A afirmação feita por Barbosa (2000) sintetiza e traduz a relevância do trabalho com os gêneros em sala de aula na perspectiva das autoras acima mencionadas:

os gêneros do discurso permitem capturar, para além de aspectos estruturais presentes em um texto, também aspectos sócio-históricos e culturais, cuja consciência é fundamental para favorecer os processos de compreensão e produção de textos (BARBOSA, 2000, p. 158).

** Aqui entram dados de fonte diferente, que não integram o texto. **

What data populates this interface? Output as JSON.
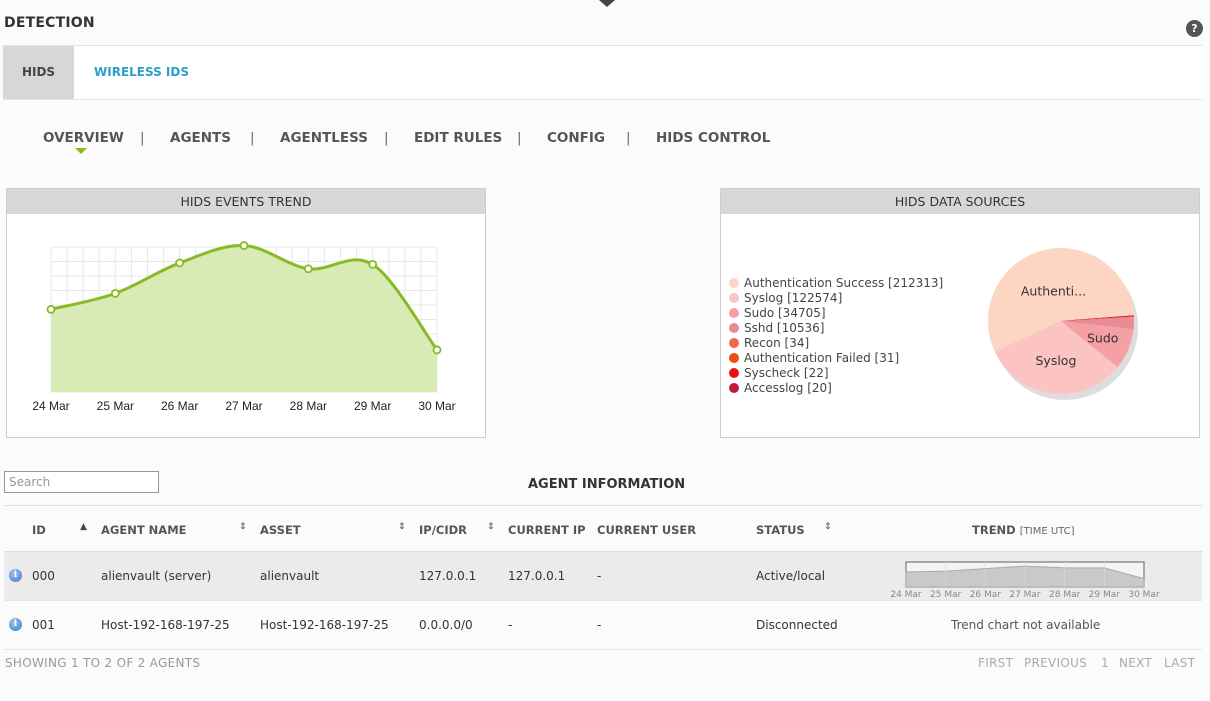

Nesta pesquisa, damos ressonância aos postulados dos teóricos assinalados por entendermos que fazer uso dos gêneros, no contexto escolar, significa avançar na tarefa de ensinar língua materna numa época em que as teorias prescritivas foram questionadas pelos imperativos sociais que exigem cada vez mais a participação dos sujeitos nas situações de comunicação, sejam elas mais ou menos formais. Tais postulados orientaram a definição dos procedimentos metodológicos necessários à efetivação deste trabalho como também subsidiaram a análise realizada.